I wanted to flag a soon-to-be-published article by my colleagues at MIT, Mark Bell and Nicholas Miller, looking at whether and how nuclear weapons possession affects conflict.
The paper is interesting on both substantive and methodological grounds. Substantively, they find no statistically discernable difference in the conflict propensity of states with offsetting nuclear arsenals. This is true even at low levels of conflict. These two findings combined mean they find insufficient evidence to support the existence of a “stability-instability” paradox where the presence of nuclear weapons both deters full-scale war while also increasing the likelihood of lower levels of violence.
I think the methodological point they make is perhaps more important, at least for political science practitioners. There was an established paper in the field that found empirical support for the stability-instability paradox, a paper by Rauchhaus (2009). Rauchhaus made a few mistakes, and helpfully for those of us playing at home, mistakes that we probably could imagine making ourselves.
Empirically, he coded the 1999 Kargil conflict between India and Pakistan as a non-war. The number of casualties in that conflict is somewhat in dispute, and alas for us, it is either immediately below or immediately above the 1,000 battle deaths standard that has come to define “war” in political science.

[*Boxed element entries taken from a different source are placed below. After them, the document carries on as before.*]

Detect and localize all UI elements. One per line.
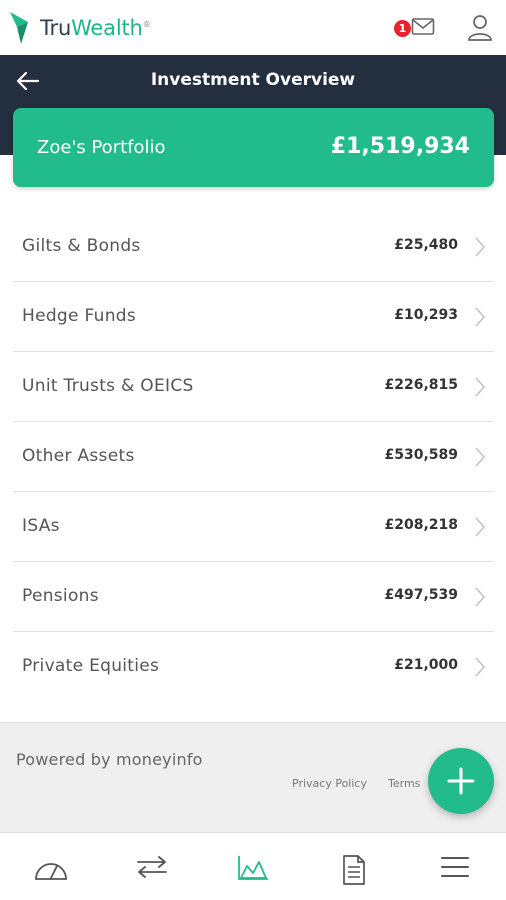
holding-value: £10,293: [394, 307, 458, 323]
holding-row-other-assets[interactable]: Other Assets £530,589: [13, 422, 494, 492]
chevron-right-icon: [475, 377, 486, 397]
area-chart-icon: [237, 856, 268, 880]
holding-label: Unit Trusts & OEICS: [22, 376, 194, 396]
swap-arrows-icon: [136, 856, 167, 878]
notification-badge: 1: [394, 20, 411, 37]
holding-value: £226,815: [384, 377, 458, 393]
holding-label: Pensions: [22, 586, 99, 606]
holding-row-unit-trusts[interactable]: Unit Trusts & OEICS £226,815: [13, 352, 494, 422]
holding-row-gilts-bonds[interactable]: Gilts & Bonds £25,480: [13, 212, 494, 282]
portfolio-summary-card[interactable]: Zoe's Portfolio £1,519,934: [13, 108, 494, 187]
holding-value: £25,480: [394, 237, 458, 253]
document-icon: [342, 855, 365, 885]
holding-label: Private Equities: [22, 656, 160, 676]
bottom-tab-bar: [0, 832, 506, 900]
tab-documents[interactable]: [303, 833, 404, 900]
holding-value: £208,218: [384, 517, 458, 533]
holding-row-pensions[interactable]: Pensions £497,539: [13, 562, 494, 632]
holding-label: Gilts & Bonds: [22, 236, 141, 256]
holding-value: £530,589: [384, 447, 458, 463]
terms-link[interactable]: Terms: [388, 777, 420, 790]
tab-investments[interactable]: [202, 833, 303, 900]
holding-row-hedge-funds[interactable]: Hedge Funds £10,293: [13, 282, 494, 352]
truwealth-logo[interactable]: TruWealth®: [8, 10, 151, 46]
holding-label: ISAs: [22, 516, 60, 536]
app-header: TruWealth® 1: [0, 0, 506, 55]
chevron-right-icon: [475, 517, 486, 537]
chevron-right-icon: [475, 447, 486, 467]
powered-by-text: Powered by moneyinfo: [16, 750, 203, 769]
holding-row-isas[interactable]: ISAs £208,218: [13, 492, 494, 562]
mail-icon: [411, 18, 435, 35]
portfolio-name: Zoe's Portfolio: [37, 137, 166, 158]
messages-button[interactable]: 1: [394, 15, 440, 43]
tab-transfers[interactable]: [101, 833, 202, 900]
logo-text: TruWealth®: [40, 16, 151, 40]
plus-icon: [447, 767, 475, 795]
tab-menu[interactable]: [404, 833, 505, 900]
holding-row-private-equities[interactable]: Private Equities £21,000: [13, 632, 494, 702]
tab-dashboard[interactable]: [0, 833, 101, 900]
logo-mark-icon: [10, 12, 28, 44]
user-icon[interactable]: [467, 14, 493, 42]
holding-label: Other Assets: [22, 446, 135, 466]
page-title: Investment Overview: [150, 70, 356, 90]
privacy-policy-link[interactable]: Privacy Policy: [292, 777, 367, 790]
chevron-right-icon: [475, 307, 486, 327]
holdings-list: Gilts & Bonds £25,480 Hedge Funds £10,29…: [13, 212, 494, 702]
gauge-icon: [34, 863, 67, 880]
chevron-right-icon: [475, 657, 486, 677]
holding-value: £21,000: [394, 657, 458, 673]
add-button[interactable]: [428, 748, 494, 814]
chevron-right-icon: [475, 587, 486, 607]
portfolio-total: £1,519,934: [330, 134, 470, 159]
holding-value: £497,539: [384, 587, 458, 603]
chevron-right-icon: [475, 237, 486, 257]
hamburger-menu-icon: [440, 857, 469, 877]
holding-label: Hedge Funds: [22, 306, 137, 326]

Rauchhaus generally relied on the Correlates of War coding of conflict, except in the Kargil case, which means that Rauchhaus accepted the Correlates of War coding for many wars with fewer casualties than Kargil. The empirical finding that nuclear dyads are less likely to fight wars is entirely dependent on whether or not Kargil is coded as a war. If it is coded as a war, then there is no statistically significant difference between nuclear dyads and their non-nuclear counterparts. Though Bell and Miller do not mention it, Kargil has the potential to play a similar spoiler role in the deterministic-variant of the democratic peace literature, and so people would be well advised to always pay attention to Kargil in their dataset if war is an important IV or DV. Montgomery and Sagan (2009) had flagged this a while ago, but it’s not clear to me it has fully sunk in.
The other error is also one that could be made more generally, and so should be of interest to political scientists uninterested in war or nuclear weapons. He used a canned package in Stata called xtgee, which estimates a logit generalized estimating equation (GEE). Exciting stuff, no? The problem is, that when Kargil is coded as a non-war, then there are no wars between nuclear dyads, which creates “separation” in the data. Nuclear weapons predict non-war perfectly. This should lead to non-identification in GEE, or logit, or probit models. The computer should yell at you in such instances. In this case, the xtgee command in Stata erroneously allowed for a coefficient estimate to be produced, and hence Rauchhaus found what he found. Rauchhaus might have realized his results were fishy if he had produced a table of relative risk tables instead of just reporting coefficient estimates in the article. If he had done so, he would have realized his coefficient suggested non-nuclear dyads were 2.7 million times more likely to go to war than nuclear dyads. Bell and Miller use an estimator developed by Firth that allows for parameter estimation even with separation in the data (a downloadable firthlogit package is available for Stata users).
Separation is a fairly common problem, particularly for small datasets or datasets with rare events in them that are dichotomously coded. It should be underlined that a common response of statistical programs is to drop variables with separation, which permits a computational solution, but probably biases the results on the remaining variables. This webpage by UCLA helpfully walks through how different statistical packages handle the problem. Others who are methodologically smarter than me have convinced me to always fit a linear probability model onto my data as a robustness check. Linear probability models also do not suffer from separation. And if the coefficient estimates are radically off, you should just be prepared to defend your estimator choice very strongly.